Here is part of my very first post here on TAM over a year ago, before I found out about my wifes affair. I was writing about feeling unappreciated and discussing my wife and kids attitudes towards me. This is what I wrote about my then 4 year old daughter.....

*Daughter:
This one kills me. She is 4 and my entire world. I do everything I can to be a good dad and show her my love. She seems to have inherited her mothers "lack of affection" gene. She will tell her mother she loves her all the time, and nothing to me. She will give her mother kisses and when I ask what about daddy, shes like "aww fine" and gives me a guilt kiss. I know shes 4 and doesnt understand what shes doing but it still hurts.*

Today, shes the total opposite, just like my wife is. She is always drawing pictures of her and I and writing I love you Daddy on it. She is always hugging me and wants to be around me, giving me kisses all the time. The best part is the random "I love you daddy" that I get all the time.

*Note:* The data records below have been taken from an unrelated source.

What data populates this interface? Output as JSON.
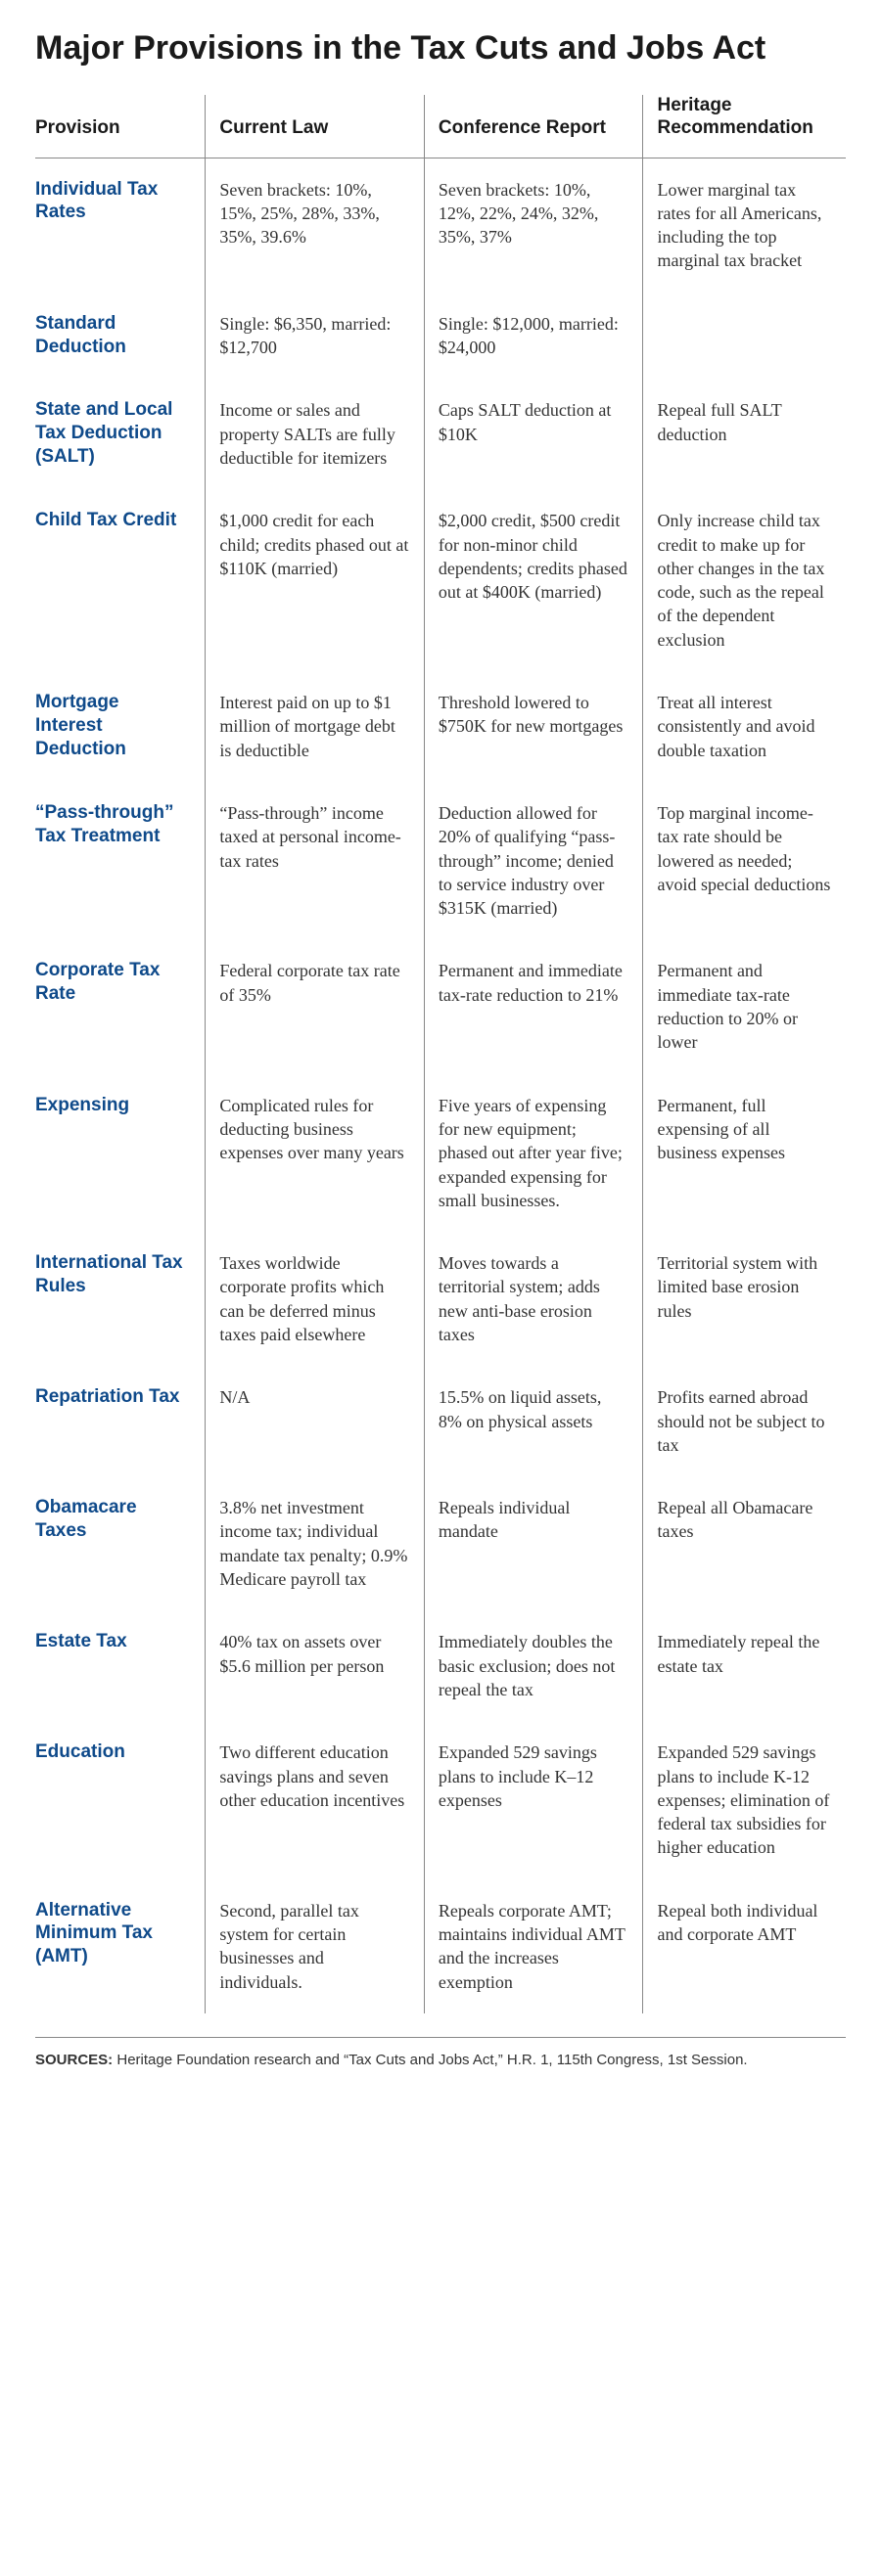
{
  "title": "Major Provisions in the Tax Cuts and Jobs Act",
  "columns": [
    "Provision",
    "Current Law",
    "Conference Report",
    "Heritage Recommendation"
  ],
  "rows": [
    {
      "provision": "Individual Tax Rates",
      "current": "Seven brackets: 10%, 15%, 25%, 28%, 33%, 35%, 39.6%",
      "report": "Seven brackets: 10%, 12%, 22%, 24%, 32%, 35%, 37%",
      "heritage": "Lower marginal tax rates for all Americans, including the top marginal tax bracket"
    },
    {
      "provision": "Standard Deduction",
      "current": "Single: $6,350, married: $12,700",
      "report": "Single: $12,000, married: $24,000",
      "heritage": ""
    },
    {
      "provision": "State and Local Tax Deduction (SALT)",
      "current": "Income or sales and property SALTs are fully deductible for itemizers",
      "report": "Caps SALT deduction at $10K",
      "heritage": "Repeal full SALT deduction"
    },
    {
      "provision": "Child Tax Credit",
      "current": "$1,000 credit for each child; credits phased out at $110K (married)",
      "report": "$2,000 credit, $500 credit for non-minor child dependents; credits phased out at $400K (married)",
      "heritage": "Only increase child tax credit to make up for other changes in the tax code, such as the repeal of the dependent exclusion"
    },
    {
      "provision": "Mortgage Interest Deduction",
      "current": "Interest paid on up to $1 million of mortgage debt is deductible",
      "report": "Threshold lowered to $750K for new mortgages",
      "heritage": "Treat all interest consistently and avoid double taxation"
    },
    {
      "provision": "“Pass-through” Tax Treatment",
      "current": "“Pass-through” income taxed at personal income-tax rates",
      "report": "Deduction allowed for 20% of qualifying “pass-through” income; denied to service industry over $315K (married)",
      "heritage": "Top marginal income-tax rate should be lowered as needed; avoid special deductions"
    },
    {
      "provision": "Corporate Tax Rate",
      "current": "Federal corporate tax rate of 35%",
      "report": "Permanent and immediate tax-rate reduction to 21%",
      "heritage": "Permanent and immediate tax-rate reduction to 20% or lower"
    },
    {
      "provision": "Expensing",
      "current": "Complicated rules for deducting business expenses over many years",
      "report": "Five years of expensing for new equipment; phased out after year five; expanded expensing for small businesses.",
      "heritage": "Permanent, full expensing of all business expenses"
    },
    {
      "provision": "International Tax Rules",
      "current": "Taxes worldwide corporate profits which can be deferred minus taxes paid elsewhere",
      "report": "Moves towards a territorial system; adds new anti-base erosion taxes",
      "heritage": "Territorial system with limited base erosion rules"
    },
    {
      "provision": "Repatriation Tax",
      "current": "N/A",
      "report": "15.5% on liquid assets, 8% on physical assets",
      "heritage": "Profits earned abroad should not be subject to tax"
    },
    {
      "provision": "Obamacare Taxes",
      "current": "3.8% net investment income tax; individual mandate tax penalty; 0.9% Medicare payroll tax",
      "report": "Repeals individual mandate",
      "heritage": "Repeal all Obamacare taxes"
    },
    {
      "provision": "Estate Tax",
      "current": "40% tax on assets over $5.6 million per person",
      "report": "Immediately doubles the basic exclusion; does not repeal the tax",
      "heritage": "Immediately repeal the estate tax"
    },
    {
      "provision": "Education",
      "current": "Two different education savings plans and seven other education incentives",
      "report": "Expanded 529 savings plans to include K–12 expenses",
      "heritage": "Expanded 529 savings plans to include K-12 expenses; elimination of federal tax subsidies for higher education"
    },
    {
      "provision": "Alternative Minimum Tax (AMT)",
      "current": "Second, parallel tax system for certain businesses and individuals.",
      "report": "Repeals corporate AMT; maintains individual AMT and the increases exemption",
      "heritage": "Repeal both individual and corporate AMT"
    }
  ],
  "sources_label": "SOURCES:",
  "sources_text": " Heritage Foundation research and “Tax Cuts and Jobs Act,” H.R. 1, 115th Congress, 1st Session.",
  "style": {
    "type": "table",
    "background_color": "#ffffff",
    "title_color": "#1a1a1a",
    "title_fontsize": 34,
    "header_fontsize": 19,
    "header_color": "#1a1a1a",
    "provision_color": "#0f4a8a",
    "provision_fontsize": 19,
    "body_color": "#333333",
    "body_fontsize": 18,
    "rule_color": "#888888",
    "col_widths_pct": [
      21,
      27,
      27,
      25
    ],
    "row_padding_v": 20,
    "cell_padding_h": 14,
    "sources_fontsize": 15,
    "font_heading": "Arial, Helvetica, sans-serif",
    "font_body": "Georgia, serif"
  }
}
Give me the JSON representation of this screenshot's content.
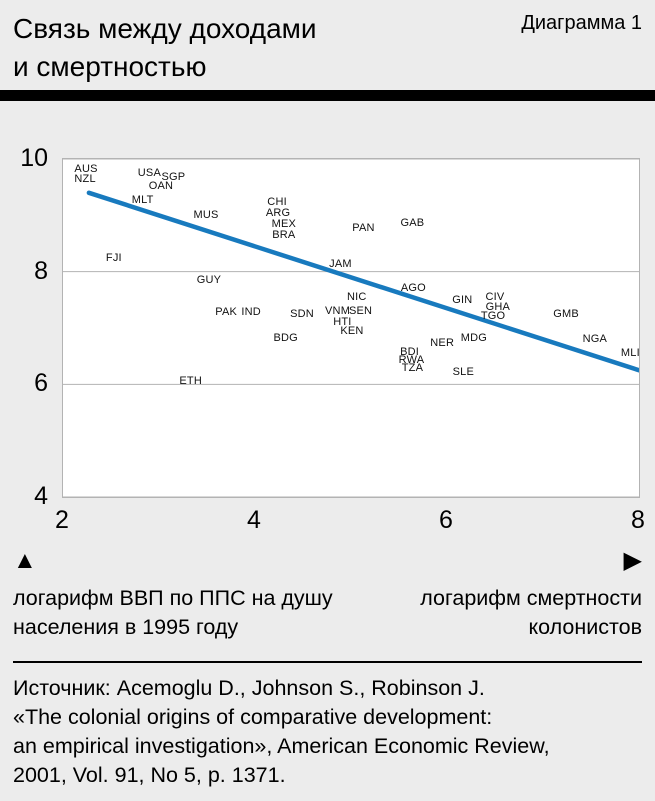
{
  "header": {
    "title": "Связь между доходами\nи смертностью",
    "diagram_label": "Диаграмма 1"
  },
  "chart_data": {
    "type": "scatter",
    "title": "Связь между доходами и смертностью",
    "xlabel": "логарифм смертности колонистов",
    "ylabel": "логарифм ВВП по ППС на душу населения в 1995 году",
    "xlim": [
      2,
      8
    ],
    "ylim": [
      4,
      10
    ],
    "x_ticks": [
      2,
      4,
      6,
      8
    ],
    "y_ticks": [
      10,
      8,
      6,
      4
    ],
    "grid": true,
    "line_color": "#187abe",
    "trend_line": {
      "x1": 2.27,
      "y1": 9.4,
      "x2": 8.0,
      "y2": 6.25
    },
    "points": [
      {
        "label": "AUS",
        "x": 2.24,
        "y": 9.82
      },
      {
        "label": "NZL",
        "x": 2.23,
        "y": 9.64
      },
      {
        "label": "USA",
        "x": 2.9,
        "y": 9.75
      },
      {
        "label": "SGP",
        "x": 3.15,
        "y": 9.68
      },
      {
        "label": "OAN",
        "x": 3.02,
        "y": 9.52
      },
      {
        "label": "MLT",
        "x": 2.83,
        "y": 9.27
      },
      {
        "label": "MUS",
        "x": 3.49,
        "y": 9.01
      },
      {
        "label": "CHI",
        "x": 4.23,
        "y": 9.24
      },
      {
        "label": "ARG",
        "x": 4.24,
        "y": 9.04
      },
      {
        "label": "MEX",
        "x": 4.3,
        "y": 8.85
      },
      {
        "label": "BRA",
        "x": 4.3,
        "y": 8.65
      },
      {
        "label": "PAN",
        "x": 5.13,
        "y": 8.78
      },
      {
        "label": "GAB",
        "x": 5.64,
        "y": 8.86
      },
      {
        "label": "FJI",
        "x": 2.53,
        "y": 8.24
      },
      {
        "label": "JAM",
        "x": 4.89,
        "y": 8.14
      },
      {
        "label": "GUY",
        "x": 3.52,
        "y": 7.85
      },
      {
        "label": "AGO",
        "x": 5.65,
        "y": 7.71
      },
      {
        "label": "NIC",
        "x": 5.06,
        "y": 7.55
      },
      {
        "label": "CIV",
        "x": 6.5,
        "y": 7.55
      },
      {
        "label": "GIN",
        "x": 6.16,
        "y": 7.5
      },
      {
        "label": "GHA",
        "x": 6.53,
        "y": 7.37
      },
      {
        "label": "PAK",
        "x": 3.7,
        "y": 7.28
      },
      {
        "label": "IND",
        "x": 3.96,
        "y": 7.28
      },
      {
        "label": "VNM",
        "x": 4.86,
        "y": 7.3
      },
      {
        "label": "SEN",
        "x": 5.1,
        "y": 7.3
      },
      {
        "label": "SDN",
        "x": 4.49,
        "y": 7.25
      },
      {
        "label": "TGO",
        "x": 6.48,
        "y": 7.21
      },
      {
        "label": "GMB",
        "x": 7.24,
        "y": 7.25
      },
      {
        "label": "HTI",
        "x": 4.91,
        "y": 7.11
      },
      {
        "label": "KEN",
        "x": 5.01,
        "y": 6.95
      },
      {
        "label": "BDG",
        "x": 4.32,
        "y": 6.82
      },
      {
        "label": "MDG",
        "x": 6.28,
        "y": 6.82
      },
      {
        "label": "NGA",
        "x": 7.54,
        "y": 6.8
      },
      {
        "label": "NER",
        "x": 5.95,
        "y": 6.73
      },
      {
        "label": "BDI",
        "x": 5.61,
        "y": 6.57
      },
      {
        "label": "MLI",
        "x": 7.91,
        "y": 6.56
      },
      {
        "label": "RWA",
        "x": 5.63,
        "y": 6.43
      },
      {
        "label": "TZA",
        "x": 5.64,
        "y": 6.29
      },
      {
        "label": "SLE",
        "x": 6.17,
        "y": 6.22
      },
      {
        "label": "ETH",
        "x": 3.33,
        "y": 6.06
      }
    ]
  },
  "axes": {
    "up_arrow_icon": "▲",
    "right_arrow_icon": "▶",
    "left_label": "логарифм ВВП по ППС на душу\nнаселения в 1995 году",
    "right_label": "логарифм смертности\nколонистов"
  },
  "source": {
    "text": "Источник: Acemoglu D., Johnson S., Robinson J.\n«The colonial origins of comparative development:\nan empirical investigation», American Economic Review,\n2001, Vol. 91, No 5, p. 1371."
  }
}
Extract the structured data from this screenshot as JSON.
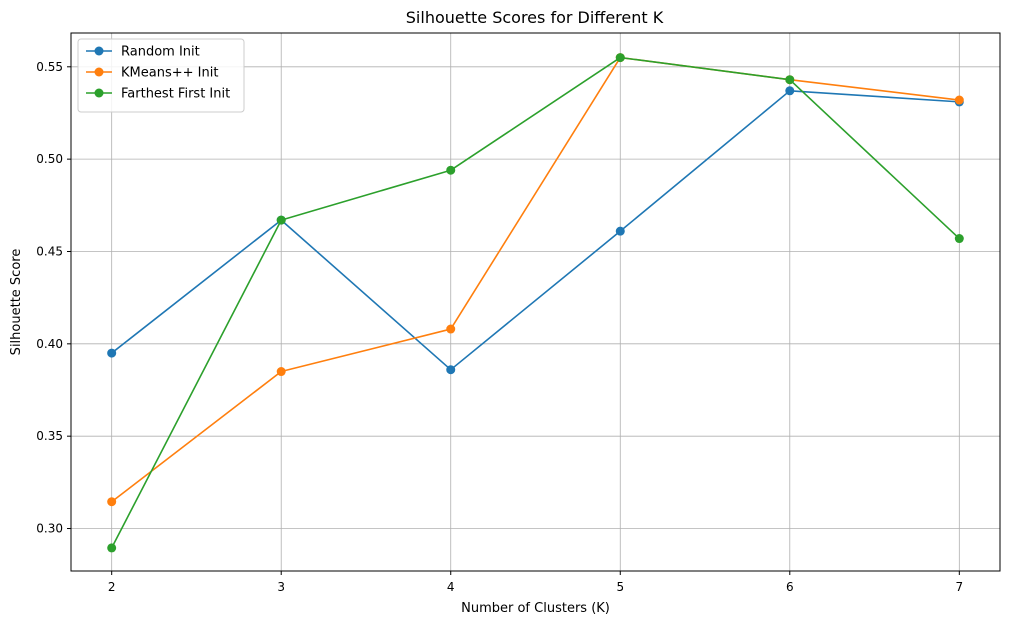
{
  "chart_data": {
    "type": "line",
    "title": "Silhouette Scores for Different K",
    "xlabel": "Number of Clusters (K)",
    "ylabel": "Silhouette Score",
    "x": [
      2,
      3,
      4,
      5,
      6,
      7
    ],
    "x_tick_labels": [
      "2",
      "3",
      "4",
      "5",
      "6",
      "7"
    ],
    "xlim": [
      1.76,
      7.24
    ],
    "ylim": [
      0.277,
      0.5683
    ],
    "y_ticks": [
      0.3,
      0.35,
      0.4,
      0.45,
      0.5,
      0.55
    ],
    "y_tick_labels": [
      "0.30",
      "0.35",
      "0.40",
      "0.45",
      "0.50",
      "0.55"
    ],
    "grid": true,
    "legend_position": "top-left",
    "markers": "circle",
    "series": [
      {
        "name": "Random Init",
        "color": "#1f77b4",
        "values": [
          0.395,
          0.467,
          0.386,
          0.461,
          0.537,
          0.531
        ]
      },
      {
        "name": "KMeans++ Init",
        "color": "#ff7f0e",
        "values": [
          0.3145,
          0.385,
          0.408,
          0.555,
          0.543,
          0.532
        ]
      },
      {
        "name": "Farthest First Init",
        "color": "#2ca02c",
        "values": [
          0.2895,
          0.467,
          0.494,
          0.555,
          0.543,
          0.457
        ]
      }
    ]
  }
}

So like others have said, kids totally pick up on the vibe you and your wife are putting out. If your wife wont change her attitude, I suggest spending as much quality time with your son as possible. He will respond.


----------



## SpinDaddy (Nov 12, 2012)

*Howdy O-One-Eleven:*

Organizations such as your church, (or any church for that matter) YMCA, the Boys and Girls Club, and etc. offer numerous programs and opportunities to engage you child in outdoor camping and development programs. Often times, these take place in formal “camp facilities” run by the organization and will provide for experiences like shooting a .22, zip lining, hiking, fishing, horseback riding and etc.

The first 7-years are absolutely critical in a child’s development and experiences like these are foundational not only in development of your child’s character and attitude but also in your parent/child relationship – it may even foster your marital relationship. 

I’d encourage you to jump on these ASAP, it will not only strengthen your relationship with your son, but it will foster and direct him in his growth and development and it may ultimately help your relationship with your wife as well.

*You’ve got nothing to loose on this one!*


----------



## Miss Taken (Aug 18, 2012)

The best things to do with your kid is to show interest in the things they like - not necessarily the things that you like. You mentioned golf. That's fine because he'll enjoy the time spent together but it's probably not the first thing on his list of interests right now.

I don't really like Xbox games all that much. However, knocking out an hour with my son is time-well spent. His listening is better, he seems happier afterwards and all around closer to me than when I just let him play by himself. 

When he was into bugs, we went around and collected them in the woods or even in the yard. He is interested in dogs so we watch videos about dog breeds, borrowed books from the library, went to the shelter and walked the dogs etc.

He likes swimming, basketball, and soccer - same thing, go to the park and shoot hoops and kick a ball around. Go to the pool and go swimming.

Hot wheels car tracks, legos, forts, comic books are good for rainy days. Outside, camping, fishing, hiking, building stuff together and actually letting him use tools are good.


----------